We are not “Ordinary” either. In the billions of years life has been around, no other species has made so much out of what they had no hand in making. We are the Kings Of Our Own Glory, so ignorant of our fragility that we are shocked when things just don’t go the way we had planned, when things are not “Ordinary.”

A pandemic and a hurricane at once: no electricity, no hugs, no air conditioning, and no sense of normalcy. 2020 seems to be mocking our hopes at every turn. We have no power, indeed.

God has made us know what we always sorta knew: that we are not in charge, no matter how much we try to take charge of what God has left for us to do. Not a good realization for this megalomaniac architect.

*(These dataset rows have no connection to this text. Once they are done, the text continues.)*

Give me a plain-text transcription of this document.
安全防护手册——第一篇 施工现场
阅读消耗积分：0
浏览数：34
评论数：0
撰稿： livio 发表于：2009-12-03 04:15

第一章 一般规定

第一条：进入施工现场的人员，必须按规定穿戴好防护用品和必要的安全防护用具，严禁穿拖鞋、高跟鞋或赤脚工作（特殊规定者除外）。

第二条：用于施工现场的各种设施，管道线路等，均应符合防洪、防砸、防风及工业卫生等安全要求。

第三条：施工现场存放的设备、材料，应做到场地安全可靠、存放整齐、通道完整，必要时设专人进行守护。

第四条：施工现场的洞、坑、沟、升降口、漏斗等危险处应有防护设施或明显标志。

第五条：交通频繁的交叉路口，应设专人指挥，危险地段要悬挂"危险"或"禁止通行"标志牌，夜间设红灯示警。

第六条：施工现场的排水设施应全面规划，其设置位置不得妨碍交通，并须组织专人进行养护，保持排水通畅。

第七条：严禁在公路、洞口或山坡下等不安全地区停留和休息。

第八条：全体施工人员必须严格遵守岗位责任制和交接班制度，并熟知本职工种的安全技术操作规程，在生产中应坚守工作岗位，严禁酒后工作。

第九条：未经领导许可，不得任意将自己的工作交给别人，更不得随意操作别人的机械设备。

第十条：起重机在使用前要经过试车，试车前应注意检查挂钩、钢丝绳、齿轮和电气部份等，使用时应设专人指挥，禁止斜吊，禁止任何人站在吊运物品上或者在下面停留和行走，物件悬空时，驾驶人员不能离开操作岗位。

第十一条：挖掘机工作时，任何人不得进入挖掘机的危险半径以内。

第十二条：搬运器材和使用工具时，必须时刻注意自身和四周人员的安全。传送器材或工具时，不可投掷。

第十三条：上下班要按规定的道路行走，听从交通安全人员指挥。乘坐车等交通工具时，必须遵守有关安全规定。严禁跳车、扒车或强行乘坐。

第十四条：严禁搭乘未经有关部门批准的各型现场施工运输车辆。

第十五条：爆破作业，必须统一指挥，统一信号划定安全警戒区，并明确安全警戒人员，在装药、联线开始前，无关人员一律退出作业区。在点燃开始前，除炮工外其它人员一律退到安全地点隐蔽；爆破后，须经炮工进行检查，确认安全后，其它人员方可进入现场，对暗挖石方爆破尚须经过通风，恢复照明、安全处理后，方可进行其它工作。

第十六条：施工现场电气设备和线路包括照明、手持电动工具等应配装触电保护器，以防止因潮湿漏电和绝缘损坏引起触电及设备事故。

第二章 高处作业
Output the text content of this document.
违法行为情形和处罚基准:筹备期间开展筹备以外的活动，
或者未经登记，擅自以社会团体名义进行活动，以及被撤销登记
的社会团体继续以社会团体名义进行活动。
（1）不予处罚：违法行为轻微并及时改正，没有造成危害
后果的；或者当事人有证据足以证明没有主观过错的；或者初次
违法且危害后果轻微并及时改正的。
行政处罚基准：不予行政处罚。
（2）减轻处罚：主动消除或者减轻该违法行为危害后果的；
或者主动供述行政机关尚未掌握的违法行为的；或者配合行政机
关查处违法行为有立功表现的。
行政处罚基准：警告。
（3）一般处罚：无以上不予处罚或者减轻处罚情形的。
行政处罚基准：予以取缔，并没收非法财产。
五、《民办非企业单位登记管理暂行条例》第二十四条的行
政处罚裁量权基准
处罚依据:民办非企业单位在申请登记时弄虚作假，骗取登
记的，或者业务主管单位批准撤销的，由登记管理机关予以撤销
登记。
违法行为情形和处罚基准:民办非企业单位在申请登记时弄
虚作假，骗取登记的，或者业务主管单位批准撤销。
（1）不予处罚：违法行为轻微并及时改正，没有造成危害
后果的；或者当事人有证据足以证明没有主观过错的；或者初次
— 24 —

We may long for the advent of Christmas magic, when sentimentality is fully channeled in the dimming light of early winter, with Jesus (and the renewed light) appearing on a reliably fixed date. The joys of an Easter Resurrection fully overwhelm our wounded souls. But we are Ordinary now, and perhaps always have been.

What we do not want to know is that life itself is the “Ordinary Time” made for us. We did not make life, let alone ourselves. No matter how outraged we are at the things we make — economic free-fall, racism, climate change, bad mashed potatoes (which do outrage me) — we can only be legitimately angered by what we have done to ourselves.

I did not choose to be born. None of us did. My white, male, Ivy privilege was given to me, as was the cruelty of a family where children were brutalized by a parent’s alcoholism and another’s assist in that that brutality (to the point of suicide, it turns out). I did not ask for those things either. We do not control what we have been given.

The disease, the hurricane, the beauty of the birds, even the gifts of God that I use every day to make things, are not made by me. What is intolerable to me and many is that it is “Ordinary” to be powerless beyond our own reach. I wish I knew what to do beyond work. It is the seminal gift God gave us – applied action. It is all that we have, and all that I have ever had. And even that was a gift, I did not earn it, either.

We may lose the events we pin our work to, and working simply to be able to work is what we are left with.